Chapter 5 #2
“I didn’t know her then,” I say. “We didn’t meet until last December. New Year’s Eve.”
His head tilts slightly. Waiting, but not impatient. Guarded.
“But I knew who you were.”
He blinks, takes a swallow of his beer, his brow furrowing like he’s already envisioning pieces of the puzzle that fit together. I let the pause stretch.
I want to make sure my awareness of him sinks in. He needs to understand this part—not because I need him to feel guilty, but because he needs to know what kind of ghost he’s been all this time. Not just hers. Mine too.
“You were already a name by the time I joined the DEA. Longo’s kid. Undercover specialist. The guy who disappeared.”
His jaw tightens, but he doesn’t interrupt, even though this might seem like a detour away from Nina.
I can tell he’s heard about his reputation before. Maybe not out loud, but behind closed doors. The legacy. The loss. The whisper of a man who made himself vanish.

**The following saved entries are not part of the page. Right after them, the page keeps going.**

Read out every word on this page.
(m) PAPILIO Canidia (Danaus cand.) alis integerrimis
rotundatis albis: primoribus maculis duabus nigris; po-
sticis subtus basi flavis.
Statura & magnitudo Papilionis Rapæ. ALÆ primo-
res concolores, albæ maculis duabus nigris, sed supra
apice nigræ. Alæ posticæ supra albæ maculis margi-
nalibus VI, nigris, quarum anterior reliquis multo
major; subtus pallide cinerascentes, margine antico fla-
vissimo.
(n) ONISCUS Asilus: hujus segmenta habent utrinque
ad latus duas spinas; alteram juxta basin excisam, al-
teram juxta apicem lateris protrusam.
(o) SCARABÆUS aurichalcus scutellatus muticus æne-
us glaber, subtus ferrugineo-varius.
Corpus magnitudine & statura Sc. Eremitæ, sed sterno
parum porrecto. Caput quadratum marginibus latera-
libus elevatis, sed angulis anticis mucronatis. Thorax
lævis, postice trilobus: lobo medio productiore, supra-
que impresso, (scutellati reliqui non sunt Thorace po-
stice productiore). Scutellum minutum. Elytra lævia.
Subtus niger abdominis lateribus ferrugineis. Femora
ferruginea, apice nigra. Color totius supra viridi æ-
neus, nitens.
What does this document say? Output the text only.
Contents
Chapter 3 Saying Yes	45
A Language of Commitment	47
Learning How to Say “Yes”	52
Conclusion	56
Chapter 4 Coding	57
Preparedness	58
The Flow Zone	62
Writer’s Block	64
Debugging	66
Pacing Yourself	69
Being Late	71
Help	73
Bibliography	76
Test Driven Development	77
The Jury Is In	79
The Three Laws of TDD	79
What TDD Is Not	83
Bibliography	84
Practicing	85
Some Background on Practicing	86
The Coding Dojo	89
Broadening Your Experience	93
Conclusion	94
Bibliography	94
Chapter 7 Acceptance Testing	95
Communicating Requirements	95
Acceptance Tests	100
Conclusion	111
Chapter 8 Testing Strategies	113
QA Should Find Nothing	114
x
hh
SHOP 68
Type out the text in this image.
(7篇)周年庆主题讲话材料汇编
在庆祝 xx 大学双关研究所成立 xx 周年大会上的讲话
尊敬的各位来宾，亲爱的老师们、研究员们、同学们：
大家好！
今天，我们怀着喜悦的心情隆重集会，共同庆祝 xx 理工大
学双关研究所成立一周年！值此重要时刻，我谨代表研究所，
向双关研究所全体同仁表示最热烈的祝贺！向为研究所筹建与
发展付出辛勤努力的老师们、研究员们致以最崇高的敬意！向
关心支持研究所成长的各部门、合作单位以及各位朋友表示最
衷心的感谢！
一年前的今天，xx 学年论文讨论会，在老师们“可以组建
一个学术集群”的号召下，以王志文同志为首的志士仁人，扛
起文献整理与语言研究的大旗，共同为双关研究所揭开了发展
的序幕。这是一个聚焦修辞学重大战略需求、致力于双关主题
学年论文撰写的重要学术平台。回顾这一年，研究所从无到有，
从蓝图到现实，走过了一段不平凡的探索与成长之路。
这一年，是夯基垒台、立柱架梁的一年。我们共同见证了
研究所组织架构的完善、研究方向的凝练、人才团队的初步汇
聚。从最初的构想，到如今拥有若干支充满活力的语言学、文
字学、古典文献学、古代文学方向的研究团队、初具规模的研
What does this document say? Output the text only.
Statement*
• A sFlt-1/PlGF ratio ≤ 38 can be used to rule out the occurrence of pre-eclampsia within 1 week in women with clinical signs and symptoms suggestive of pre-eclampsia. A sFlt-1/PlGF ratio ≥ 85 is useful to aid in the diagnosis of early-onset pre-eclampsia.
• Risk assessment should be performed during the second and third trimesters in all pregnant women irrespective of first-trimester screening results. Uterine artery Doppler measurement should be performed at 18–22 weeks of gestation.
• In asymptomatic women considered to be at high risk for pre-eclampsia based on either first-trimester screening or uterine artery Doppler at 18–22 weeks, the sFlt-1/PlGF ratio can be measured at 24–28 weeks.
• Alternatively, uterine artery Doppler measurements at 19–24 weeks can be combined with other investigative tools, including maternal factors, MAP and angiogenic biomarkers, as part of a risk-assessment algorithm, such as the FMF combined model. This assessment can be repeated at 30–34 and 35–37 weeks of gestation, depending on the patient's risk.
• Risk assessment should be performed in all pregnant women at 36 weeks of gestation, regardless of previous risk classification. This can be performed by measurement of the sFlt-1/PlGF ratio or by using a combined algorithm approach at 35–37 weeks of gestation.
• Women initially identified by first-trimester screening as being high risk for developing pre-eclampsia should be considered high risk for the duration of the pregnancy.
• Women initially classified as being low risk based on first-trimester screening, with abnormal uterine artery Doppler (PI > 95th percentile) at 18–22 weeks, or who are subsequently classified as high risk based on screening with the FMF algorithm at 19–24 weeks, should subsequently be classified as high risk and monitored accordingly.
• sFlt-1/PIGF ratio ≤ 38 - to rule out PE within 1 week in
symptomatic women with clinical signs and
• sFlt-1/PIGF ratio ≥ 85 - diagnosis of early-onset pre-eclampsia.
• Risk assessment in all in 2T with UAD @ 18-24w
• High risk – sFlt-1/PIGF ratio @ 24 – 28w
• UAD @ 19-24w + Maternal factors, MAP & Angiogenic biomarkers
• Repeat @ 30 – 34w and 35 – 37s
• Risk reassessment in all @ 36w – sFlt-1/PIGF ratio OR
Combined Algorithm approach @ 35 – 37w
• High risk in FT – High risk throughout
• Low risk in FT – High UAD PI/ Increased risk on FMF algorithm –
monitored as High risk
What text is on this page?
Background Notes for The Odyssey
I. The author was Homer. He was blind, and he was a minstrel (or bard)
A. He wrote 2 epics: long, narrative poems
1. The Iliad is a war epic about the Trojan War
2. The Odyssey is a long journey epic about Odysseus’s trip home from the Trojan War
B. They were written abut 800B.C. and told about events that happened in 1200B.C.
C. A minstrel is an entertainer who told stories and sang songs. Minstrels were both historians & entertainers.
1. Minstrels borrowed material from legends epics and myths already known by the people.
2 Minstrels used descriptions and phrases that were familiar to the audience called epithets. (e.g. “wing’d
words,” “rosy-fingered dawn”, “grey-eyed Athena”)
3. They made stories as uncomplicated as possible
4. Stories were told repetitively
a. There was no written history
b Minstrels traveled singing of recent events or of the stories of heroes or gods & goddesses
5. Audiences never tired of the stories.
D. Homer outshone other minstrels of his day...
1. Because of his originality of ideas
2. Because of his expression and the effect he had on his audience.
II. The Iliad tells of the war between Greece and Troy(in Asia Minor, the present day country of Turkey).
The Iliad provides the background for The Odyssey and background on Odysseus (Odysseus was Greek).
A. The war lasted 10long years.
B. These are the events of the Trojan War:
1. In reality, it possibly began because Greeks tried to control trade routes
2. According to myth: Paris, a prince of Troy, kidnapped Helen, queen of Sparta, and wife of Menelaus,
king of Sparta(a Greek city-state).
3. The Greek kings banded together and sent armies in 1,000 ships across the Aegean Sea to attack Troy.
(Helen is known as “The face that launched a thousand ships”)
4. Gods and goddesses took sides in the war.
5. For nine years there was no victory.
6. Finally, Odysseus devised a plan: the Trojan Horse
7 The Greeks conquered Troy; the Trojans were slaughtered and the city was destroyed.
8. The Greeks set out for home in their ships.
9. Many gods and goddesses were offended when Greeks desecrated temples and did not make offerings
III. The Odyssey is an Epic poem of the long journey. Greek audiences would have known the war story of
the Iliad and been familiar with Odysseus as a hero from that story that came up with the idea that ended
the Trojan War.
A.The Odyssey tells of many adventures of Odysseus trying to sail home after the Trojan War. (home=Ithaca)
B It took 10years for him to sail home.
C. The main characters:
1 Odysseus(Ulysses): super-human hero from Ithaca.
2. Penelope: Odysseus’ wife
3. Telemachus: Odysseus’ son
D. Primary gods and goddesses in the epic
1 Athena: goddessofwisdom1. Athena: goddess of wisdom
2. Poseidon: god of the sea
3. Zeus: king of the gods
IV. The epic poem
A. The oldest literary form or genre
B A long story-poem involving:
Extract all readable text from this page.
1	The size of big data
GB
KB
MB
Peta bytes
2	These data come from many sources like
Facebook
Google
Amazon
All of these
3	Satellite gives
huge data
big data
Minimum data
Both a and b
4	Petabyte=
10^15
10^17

“So when I met Nina at the Senator’s New Year’s Eve party, I didn’t have context. She didn’t offer any. I was just the guy who made her laugh over bad champagne. The guy tagging along with the guy her best friend couldn’t take her eyes off of.”
Chris narrows his eyes incrementally, but there’s tenderness there. The corner of his mouth shows the barest hint of a smile.
I hesitate, thinking back to the party, trying to decide how much of a picture to paint for him. I opt for honesty, more because I think he’s aching for a little reality the way you’d worry at a bad tooth.
“Nina was luminous that night. Not in a glittery way—it wasn’t the dress or the makeup.
It was in the way she smiled when she witnessed other people’s joy, as if it infected her too.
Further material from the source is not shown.